The ingredient in greatest amount is listed first.
Food Additives Are substances added to food intentionally to produce a desired effect. –Add nutrients, give flavor or color, lengthen storage life and keep it safe to eat, maintain texture, control food’s acidity, help age foods, such as cheese.
Enriched Food A food in which nutrients that were lost in processing have been added back. Breads, pastas, and rice made of refined grains are enriched with B vitamins and iron.
Fortification The addition of nutrients that are not naturally present. Milk is fortified with Vitamin D.
Food Product Label Claims Food labeling regulations permit labels of certain foods to claim possible benefits in combating a disease or condition. –Calcium, possible help in fighting osteoporosis. –Fiber, can claim they “may help” to lessen the risk of certain cancers.
Other Terms Healthy- The food is low in fat and saturated fat and contains limited amount of cholesterol and sodium. If it is a single item food and provides at least 10% of one or more of the following: Vitamin A or C, iron, calcium, protein, or fiber.
Light- The calories have been reduced by at least a third, or the fat or sodium by at least half. Free- the product contains no amount, or only a slight amount of fat, cholesterol, sodium, sugars, or calories.
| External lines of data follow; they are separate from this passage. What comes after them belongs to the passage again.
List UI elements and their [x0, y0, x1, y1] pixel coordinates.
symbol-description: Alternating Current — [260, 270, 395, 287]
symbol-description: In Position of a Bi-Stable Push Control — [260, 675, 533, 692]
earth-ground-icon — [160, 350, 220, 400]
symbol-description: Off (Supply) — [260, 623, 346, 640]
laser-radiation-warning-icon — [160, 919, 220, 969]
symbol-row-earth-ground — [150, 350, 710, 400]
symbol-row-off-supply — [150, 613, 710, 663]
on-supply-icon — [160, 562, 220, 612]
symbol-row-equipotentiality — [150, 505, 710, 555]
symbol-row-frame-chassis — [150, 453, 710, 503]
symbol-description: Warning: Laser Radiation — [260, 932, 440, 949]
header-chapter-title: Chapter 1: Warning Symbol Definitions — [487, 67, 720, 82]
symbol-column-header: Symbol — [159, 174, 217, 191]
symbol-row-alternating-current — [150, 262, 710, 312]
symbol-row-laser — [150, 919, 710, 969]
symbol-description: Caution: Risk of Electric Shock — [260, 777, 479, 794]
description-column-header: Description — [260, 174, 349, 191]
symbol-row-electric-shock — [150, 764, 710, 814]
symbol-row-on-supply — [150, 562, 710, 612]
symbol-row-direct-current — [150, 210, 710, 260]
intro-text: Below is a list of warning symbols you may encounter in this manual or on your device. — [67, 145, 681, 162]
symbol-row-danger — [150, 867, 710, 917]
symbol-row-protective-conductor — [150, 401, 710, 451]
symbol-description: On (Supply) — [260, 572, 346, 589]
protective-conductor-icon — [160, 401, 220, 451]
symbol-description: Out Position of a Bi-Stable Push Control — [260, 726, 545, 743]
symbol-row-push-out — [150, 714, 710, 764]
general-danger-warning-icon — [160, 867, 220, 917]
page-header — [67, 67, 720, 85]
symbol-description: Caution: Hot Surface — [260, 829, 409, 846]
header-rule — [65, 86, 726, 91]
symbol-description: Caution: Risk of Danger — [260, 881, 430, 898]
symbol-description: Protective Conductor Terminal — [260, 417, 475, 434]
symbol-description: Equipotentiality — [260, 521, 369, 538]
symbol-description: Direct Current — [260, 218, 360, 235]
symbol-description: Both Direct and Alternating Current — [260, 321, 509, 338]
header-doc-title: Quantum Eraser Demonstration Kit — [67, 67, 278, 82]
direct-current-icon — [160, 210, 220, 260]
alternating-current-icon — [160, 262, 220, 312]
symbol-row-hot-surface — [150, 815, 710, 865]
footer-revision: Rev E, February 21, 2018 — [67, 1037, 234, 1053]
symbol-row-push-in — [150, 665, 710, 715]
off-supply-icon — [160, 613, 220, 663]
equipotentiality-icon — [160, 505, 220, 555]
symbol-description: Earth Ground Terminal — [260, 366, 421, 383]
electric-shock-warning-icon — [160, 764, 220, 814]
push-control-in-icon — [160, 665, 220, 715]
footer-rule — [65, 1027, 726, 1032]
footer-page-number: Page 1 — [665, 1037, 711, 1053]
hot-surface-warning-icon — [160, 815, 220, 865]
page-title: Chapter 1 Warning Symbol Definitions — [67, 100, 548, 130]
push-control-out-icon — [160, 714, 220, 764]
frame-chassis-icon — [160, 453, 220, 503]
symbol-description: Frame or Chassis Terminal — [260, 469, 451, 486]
Less- The food contains 25% less of a nutrient or of calories than a comparable food. Fresh- The food is raw, unprocessed, contains no preservatives, and has never been frozen or heated.
Natural- This term is reserved for meat and poultry only. It means the food is minimally processed with no artificial or synthetic ingredients.
Opening Date Expiration Date- The last date you should use the product. Freshness Date- The last date a food is thought to be fresh. Pack Date- The date on which the product was packaged. Sell Date- This date denotes the last date the product should be sold.